Financial Fair Play

Roma: perso il capitale sociale al 31 marzo 2020 ma il Covid 19 la salva

Il Consiglio di Amministrazione della AS Roma SpA si è riunito il 14 maggio 2020 ed ha preso atto del risultato economico dei primi nove mesi dell’esercizio sociale (dal primo luglio 2019 al 31 marzo 2020) che ha determinato la perdita del capitale sociale oltre il limite di legge, e cioè al di sotto di € 50.000 che è il minimo di capitale sociale previsto dall’art. 2327 del Codice Civile.
Le informazioni finanziarie comunicate dalla Roma non permettono di avere notizia certa del patrimonio netto e del capitale sociale al 31 marzo 2020, ma è ragionevole ritenere dalla deliberazione del Consiglio di Amministrazione che la Roma abbia perduto nuovamente l’intero suo capitale sociale. Al 31 dicembre 2019, la Relazione semestrale esponeva un patrimonio netto negativo di ben 135.666 ed indicava un aumento di capitale sociale fino ad € 150 milioni deliberato dall’Assemblea degli Azionisti l’8 aprile 2020. Il socio americano della AS Roma SpA, la ASRoma SPV LLC, tramite la controllante NEEP Roma Holding SpA, aveva versato € 89,1 milioni in conto dell’aumento di capitale deliberato.
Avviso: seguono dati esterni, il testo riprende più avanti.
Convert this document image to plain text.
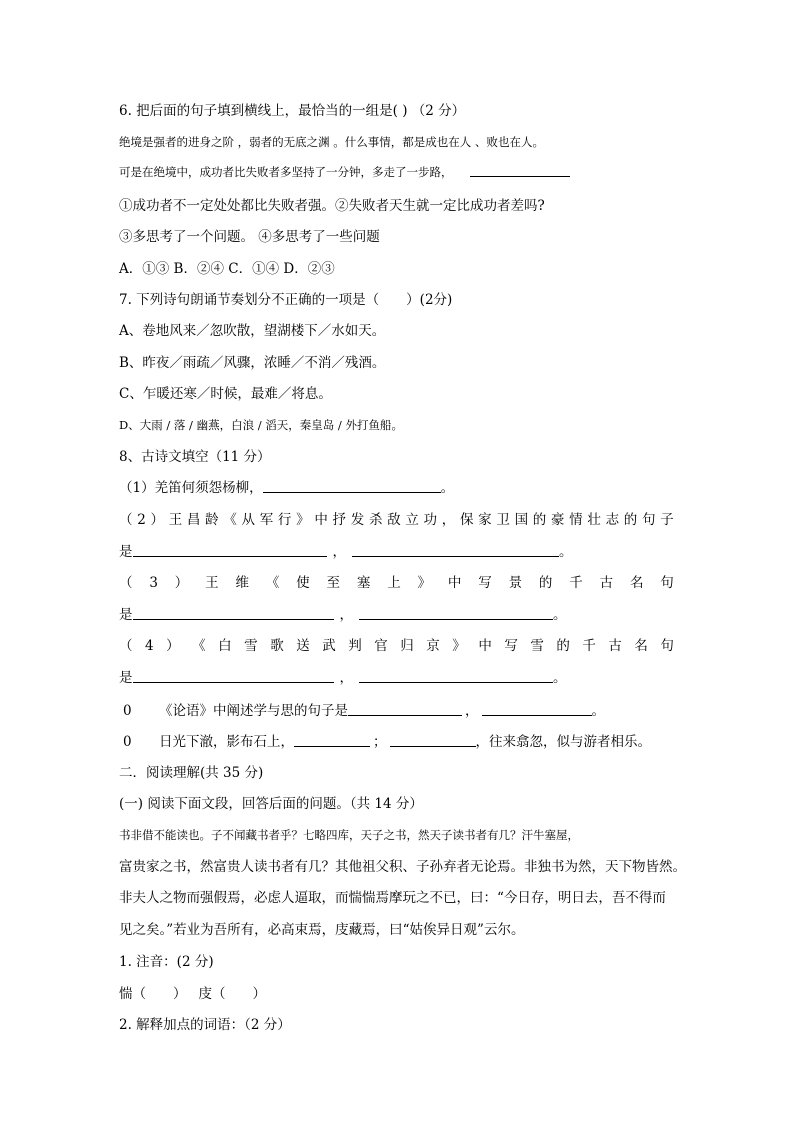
6. 把后面的句子填到横线上，最恰当的一组是( ) （2 分）
绝境是强者的进身之阶 ，弱者的无底之渊 。什么事情，都是成也在人 、败也在人。
可是在绝境中，成功者比失败者多坚持了一分钟，多走了一步路，
①成功者不一定处处都比失败者强。②失败者天生就一定比成功者差吗?
③多思考了一个问题。 ④多思考了一些问题
A．①③ B．②④ C．①④ D．②③
7. 下列诗句朗诵节奏划分不正确的一项是（　　）(2分)
A、卷地风来／忽吹散，望湖楼下／水如天。
B、昨夜／雨疏／风骤，浓睡／不消／残酒。
C、乍暖还寒／时候，最难／将息。
D、大雨 / 落 / 幽燕，白浪 / 滔天，秦皇岛 / 外打鱼船。
8、古诗文填空（11 分）
（1）羌笛何须怨杨柳，	。
（ 2 ） 王 昌 龄 《 从 军 行 》 中 抒 发 杀 敌 立 功 ， 保 家 卫 国 的 豪 情 壮 志 的 句 子
是	，	。
（ 3 ） 王 维 《 使 至 塞 上 》 中 写 景 的 千 古 名 句
是	，	。
（ 4 ） 《 白 雪 歌 送 武 判 官 归 京 》 中 写 雪 的 千 古 名 句
是	，	。
0 《论语》中阐述学与思的句子是	，	。
0 日光下澈，影布石上，	；	，往来翕忽，似与游者相乐。
二．阅读理解(共 35 分)
(一) 阅读下面文段，回答后面的问题。（共 14 分）
书非借不能读也。子不闻藏书者乎？七略四库，天子之书，然天子读书者有几？汗牛塞屋，
富贵家之书，然富贵人读书者有几？其他祖父积、子孙弃者无论焉。非独书为然，天下物皆然。
非夫人之物而强假焉，必虑人逼取，而惴惴焉摩玩之不已，曰：“今日存，明日去，吾不得而
见之矣。”若业为吾所有，必高束焉，庋藏焉，曰“姑俟异日观”云尔。
1. 注音：(2 分)
惴（　　） 庋（　　）
2. 解释加点的词语：（2 分）
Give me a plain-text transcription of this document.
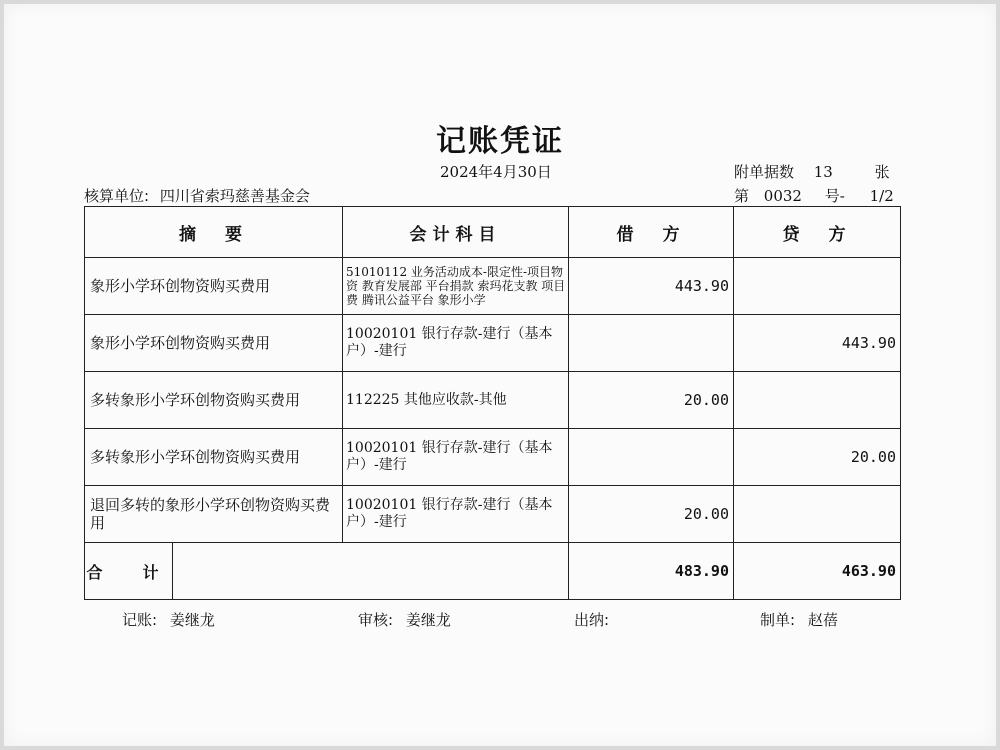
记账凭证
2024年4月30日	附单据数 13	张
核算单位: 四川省索玛慈善基金会	第 0032 号- 1/2
摘　要		会计科目	借　方	贷　方
象形小学环创物资购买费用		51010112 业务活动成本-限定性-项目物资 教育发展部 平台捐款 索玛花支教 项目费 腾讯公益平台 象形小学	443.90	
象形小学环创物资购买费用		10020101 银行存款-建行（基本户）-建行		443.90
多转象形小学环创物资购买费用		112225 其他应收款-其他	20.00	
多转象形小学环创物资购买费用		10020101 银行存款-建行（基本户）-建行		20.00
退回多转的象形小学环创物资购买费用		10020101 银行存款-建行（基本户）-建行	20.00	
合　计			483.90	463.90
记账: 姜继龙	审核: 姜继龙	出纳:	制单: 赵蓓
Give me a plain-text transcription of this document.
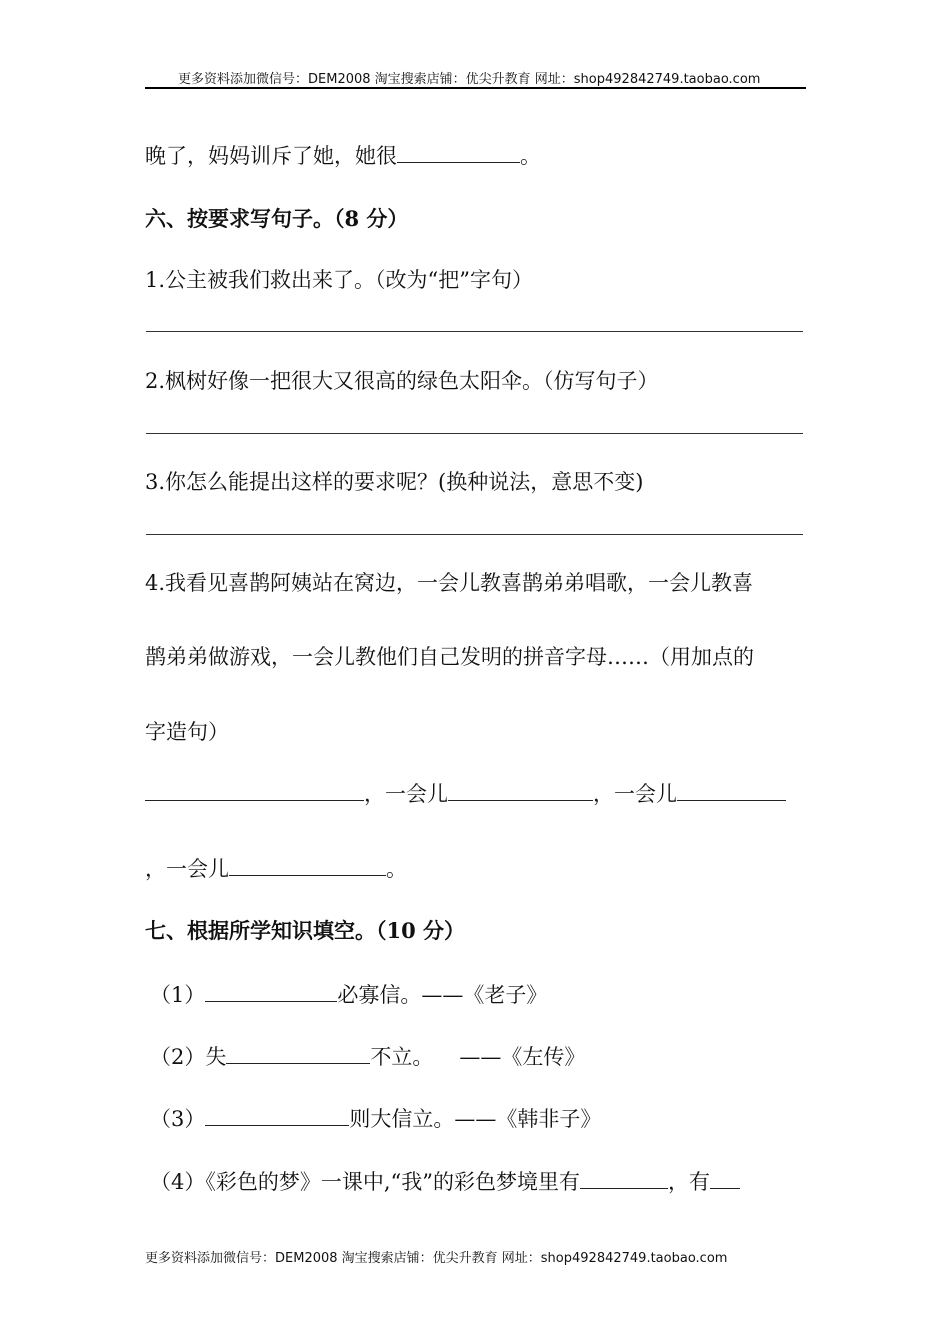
更多资料添加微信号：DEM2008 淘宝搜索店铺：优尖升教育 网址：shop492842749.taobao.com
晚了，妈妈训斥了她，她很	。
六、按要求写句子。（8 分）
1.公主被我们救出来了。（改为“把”字句）
2.枫树好像一把很大又很高的绿色太阳伞。（仿写句子）
3.你怎么能提出这样的要求呢？(换种说法，意思不变)
4.我看见喜鹊阿姨站在窝边，一会儿教喜鹊弟弟唱歌，一会儿教喜
鹊弟弟做游戏，一会儿教他们自己发明的拼音字母……（用加点的
字造句）
，一会儿	，一会儿
，一会儿	。
七、根据所学知识填空。（10 分）
（1）	必寡信。——《老子》
（2）失	不立。 ——《左传》
（3）	则大信立。——《韩非子》
（4）《彩色的梦》一课中,“我”的彩色梦境里有	，有
更多资料添加微信号：DEM2008 淘宝搜索店铺：优尖升教育 网址：shop492842749.taobao.com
Ora le perdite ulteriori del primo trimestre solare 2020 (cioè il terzo trimestre dell’esercizio sociale che si chiuderà il 30 giugno 2020) riportano nuovamente il capitale sociale della Roma a livelli negativi e l’Assemblea degli Azionisti è chiamata ad una ricapitalizzazione della Società.
Il Covid 19 ha comportato una serie di provvedimenti governativi per combattere l’epidemia e per aiutare le aziende. In questo la Roma è soccorsa dall’art. 6 del DL 8 aprile 2020, n. 23 (il cosiddetto Decreto Liquidità) il quale stabilisce che fino al 31 dicembre 2020 non si applicano alcuni articoli del Codice Civile, tra cui il 2447 che obbliga alla ricostituzione del capitale sociale, pena la liquidazione della Società. Quindi la Roma avrà sicuramente bisogno di risorse finanziarie (si parla di un altro versamento di € 20 milioni da parte del socio americano e della ricerca di nuovi soci disposti ad intervenire per “salvare” la Roma).
Ma le cattive notizie per la Roma non finiscono qui. C’è l’indebitamento che continua a salire ed ammonta al 31 marzo 2020 ad € 298,4 in crescita di circa 60 milioni di euro dal 30 giugno 2019. L’indebitamento è soprattutto rappresentato da un prestito obbligazionario non convertibile emesso dalla controllata ASR Media and Sponsorship Srl l’8 agosto 2019, riservato ad investitori qualificati. Il prestito residuo ammonta al 31 marzo 2020 a circa € 270 milioni, scade il primo agosto 2024, costa per interessi il 5,125% l’anno ed è quotato alle borse di Vienna e di Lussemburgo.
Le Informazioni finanziarie al 31 marzo 2020 parlano anche dei rapporti con Parti correlate. Evidenziamo le seguenti voci: 
La AS Roma SPV LLC, che esercita attività di direzione e coordinamento sul Gruppo, rileva un credito corrente di € 2,4 milioni al 31 marzo 2020 “per oneri per studi, progettazione e presentazione del nuovo stadio”;
La Stadio TDV SpA rileva tra le attività correnti € 1,6 milioni “relativi ad anticipazioni sostenute da AS Roma in relazione agli studi per la progettazione del nuovo stadio”.
Inoltre, le Informazioni finanziarie al 31 marzo 2020 riferiscono che la Società ha debiti scaduti con fornitori per € 19,1 milioni e che non ha debiti tributari scaduti. Le retribuzioni ai tesserati sono state pagate fino alla mensilità di febbraio 2020 ed i calciatori della prima squadra, l’allenatore ed il suo staff hanno rinunciato a percepire gli stipendi dei mesi di marzo, aprile, maggio e giugno 2020 per un importo complessivo di circa € 30 milioni, a fronte di un piano di incentivi individuali, ancora in corso di perfezionamento, per la stagione in corso e per le successive stagioni sportive.